The year of mercy may be drawing to a close but Pope Francis is maintaining a packed agenda of Jubilee events. From September 15th to 17th he’s meeting with over a hundred representatives of the Holy See working in locations right across the globe. Of the 108 diplomatic missions in existence today, 103 are headed by archbishops serving as papal nuncios, while the other five posts are permanent observers to international organisations.

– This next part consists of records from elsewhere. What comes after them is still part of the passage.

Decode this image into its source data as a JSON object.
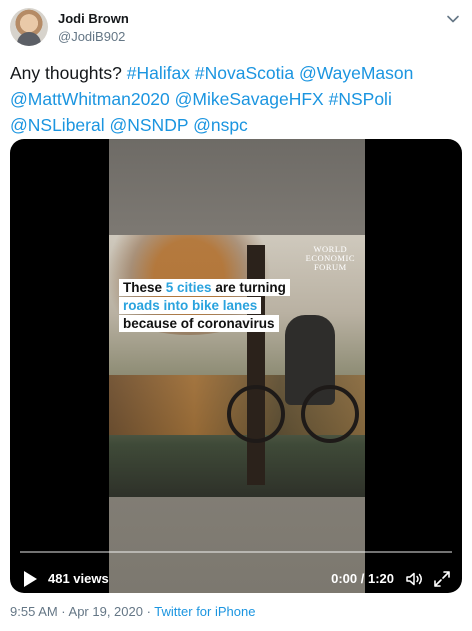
{
  "author": {
    "name": "Jodi Brown",
    "handle": "@JodiB902"
  },
  "tweet": {
    "parts": [
      {
        "text": "Any thoughts? ",
        "link": false
      },
      {
        "text": "#Halifax",
        "link": true
      },
      {
        "text": " ",
        "link": false
      },
      {
        "text": "#NovaScotia",
        "link": true
      },
      {
        "text": " ",
        "link": false
      },
      {
        "text": "@WayeMason",
        "link": true
      },
      {
        "text": " ",
        "link": false
      },
      {
        "text": "@MattWhitman2020",
        "link": true
      },
      {
        "text": " ",
        "link": false
      },
      {
        "text": "@MikeSavageHFX",
        "link": true
      },
      {
        "text": " ",
        "link": false
      },
      {
        "text": "#NSPoli",
        "link": true
      },
      {
        "text": " ",
        "link": false
      },
      {
        "text": "@NSLiberal",
        "link": true
      },
      {
        "text": " ",
        "link": false
      },
      {
        "text": "@NSNDP",
        "link": true
      },
      {
        "text": " ",
        "link": false
      },
      {
        "text": "@nspc",
        "link": true
      }
    ]
  },
  "video": {
    "caption": {
      "line1_a": "These ",
      "line1_b": "5 cities",
      "line1_c": " are turning",
      "line2": "roads into bike lanes",
      "line3": "because of coronavirus"
    },
    "watermark": [
      "WORLD",
      "ECONOMIC",
      "FORUM"
    ],
    "views": "481 views",
    "time": "0:00 / 1:20",
    "progress": 0
  },
  "meta": {
    "timestamp": "9:55 AM · Apr 19, 2020 · ",
    "source": "Twitter for iPhone"
  },
  "colors": {
    "link": "#1b95e0",
    "caption_highlight": "#2aa3de"
  },
  "icons": {
    "more": "chevron-down-icon",
    "play": "play-icon",
    "volume": "volume-icon",
    "fullscreen": "fullscreen-icon"
  }
}
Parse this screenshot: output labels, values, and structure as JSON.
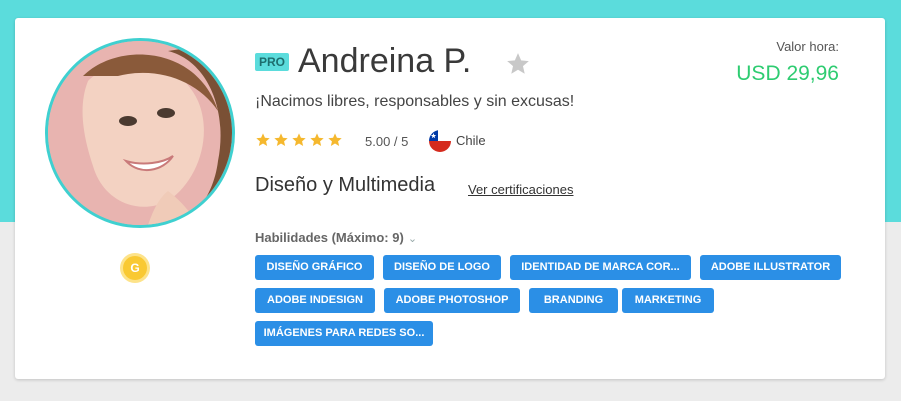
{
  "profile": {
    "pro_badge": "PRO",
    "name": "Andreina P.",
    "tagline": "¡Nacimos libres, responsables y sin excusas!",
    "rating_text": "5.00 / 5",
    "rating_value": 5,
    "rating_max": 5,
    "country": "Chile",
    "category": "Diseño y Multimedia",
    "certifications_link": "Ver certificaciones",
    "level_badge": "G"
  },
  "rate": {
    "label": "Valor hora:",
    "value": "USD 29,96"
  },
  "skills": {
    "title": "Habilidades (Máximo: 9)",
    "tags": [
      "DISEÑO GRÁFICO",
      "DISEÑO DE LOGO",
      "IDENTIDAD DE MARCA COR...",
      "ADOBE ILLUSTRATOR",
      "ADOBE INDESIGN",
      "ADOBE PHOTOSHOP",
      "BRANDING",
      "MARKETING",
      "IMÁGENES PARA REDES SO..."
    ]
  },
  "colors": {
    "accent_teal": "#5bdcdc",
    "tag_blue": "#2b8fe6",
    "price_green": "#2ecc71",
    "star_gold": "#f5b82e"
  },
  "icons": {
    "favorite": "star-outline-icon",
    "rating": "star-icon",
    "flag": "chile-flag-icon",
    "dropdown": "chevron-down-icon",
    "level": "gold-medal-icon"
  }
}
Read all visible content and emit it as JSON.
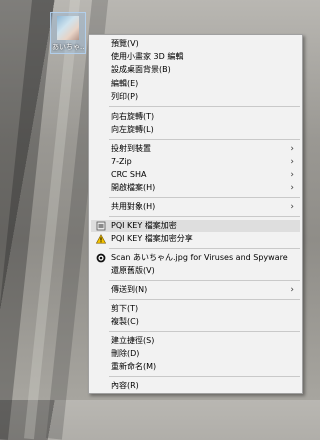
{
  "desktop": {
    "icon_label": "あいちゃ..."
  },
  "menu": {
    "items": [
      {
        "label": "預覽(V)",
        "submenu": false
      },
      {
        "label": "使用小畫家 3D 編輯",
        "submenu": false
      },
      {
        "label": "設成桌面背景(B)",
        "submenu": false
      },
      {
        "label": "編輯(E)",
        "submenu": false
      },
      {
        "label": "列印(P)",
        "submenu": false
      },
      {
        "label": "向右旋轉(T)",
        "submenu": false
      },
      {
        "label": "向左旋轉(L)",
        "submenu": false
      },
      {
        "label": "投射到裝置",
        "submenu": true
      },
      {
        "label": "7-Zip",
        "submenu": true
      },
      {
        "label": "CRC SHA",
        "submenu": true
      },
      {
        "label": "開啟檔案(H)",
        "submenu": true
      },
      {
        "label": "共用對象(H)",
        "submenu": true
      },
      {
        "label": "PQI KEY 檔案加密",
        "submenu": false
      },
      {
        "label": "PQI KEY 檔案加密分享",
        "submenu": false
      },
      {
        "label": "Scan あいちゃん.jpg for Viruses and Spyware",
        "submenu": false
      },
      {
        "label": "還原舊版(V)",
        "submenu": false
      },
      {
        "label": "傳送到(N)",
        "submenu": true
      },
      {
        "label": "剪下(T)",
        "submenu": false
      },
      {
        "label": "複製(C)",
        "submenu": false
      },
      {
        "label": "建立捷徑(S)",
        "submenu": false
      },
      {
        "label": "刪除(D)",
        "submenu": false
      },
      {
        "label": "重新命名(M)",
        "submenu": false
      },
      {
        "label": "內容(R)",
        "submenu": false
      }
    ],
    "submenu_arrow": "›",
    "colors": {
      "menu_bg": "#f2f2f2",
      "highlight_bg": "#dedede",
      "separator": "#c9c9c9"
    },
    "icons": [
      "pqi-key-icon",
      "warning-icon",
      "antivirus-scan-icon"
    ]
  }
}
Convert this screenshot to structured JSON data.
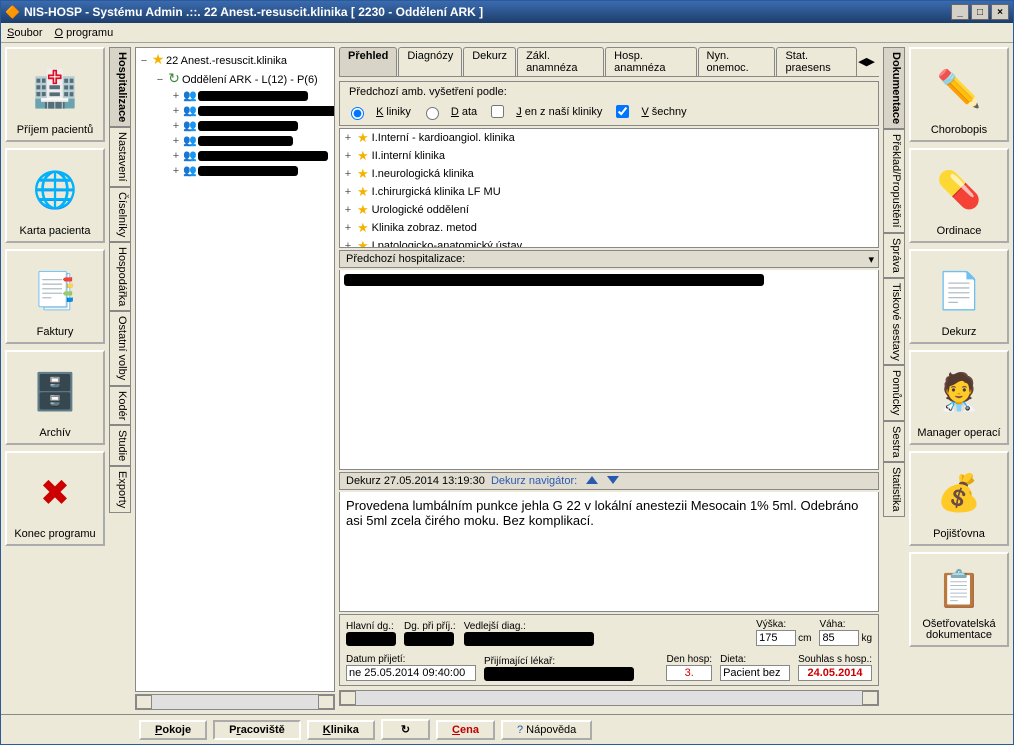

The Jubilee event began on Thursday morning with Mass, presided over by Vatican Secretary of State, Cardinal Pietro Parolin, in St Peter’s Basilica, followed by two seminars held in the Synod Hall. The first of these was focused on the Pope, the Church and the world today, led by Professor Piero Coda, president of the Sofia University Institute founded by the Focolari movement just south of Florence. The second session, led by Rev. Robert Ghal from the Pontifical Holy Cross University in Rome is entitled ‘Genesis and the case of gender culture’ and will be followed by dinner with Pope Francis at the Casina Pio IV in the Vatican gardens.
On Friday morning participants will have a working session with officials from the Secretariat of State and in the afternoon they’ll attend a third seminar, focused on interreligious dialogue and relations with Islam, led by Cardinal Jean-Louis Tauran. In the evening, they’ll join heads of all the Curial offices and ambassadors accredited to the Holy See for a reception in the Vatican museums.
The final day, Saturday, will include many of the 40 retired apostolic nuncios and will be a time for spiritual communion, starting with Mass concelebrated with Pope Francis in the Santa Marta chapel. That’ll be followed by a reflection from Mgr Pierangelo Sequeri of the John Paul II Institute for Marriage and Family Life. The diplomats will then make their way through the Holy Door of St Peter’s Basilica before meeting together with Pope Francis in the Clementine hall of the apostolic palace.
The event concludes with a lunch in Santa Marta, but the Pope has invited all 163 staff members of the nunciatures and diplomatic missions for their own Jubilee here in the Vatican on November 18th.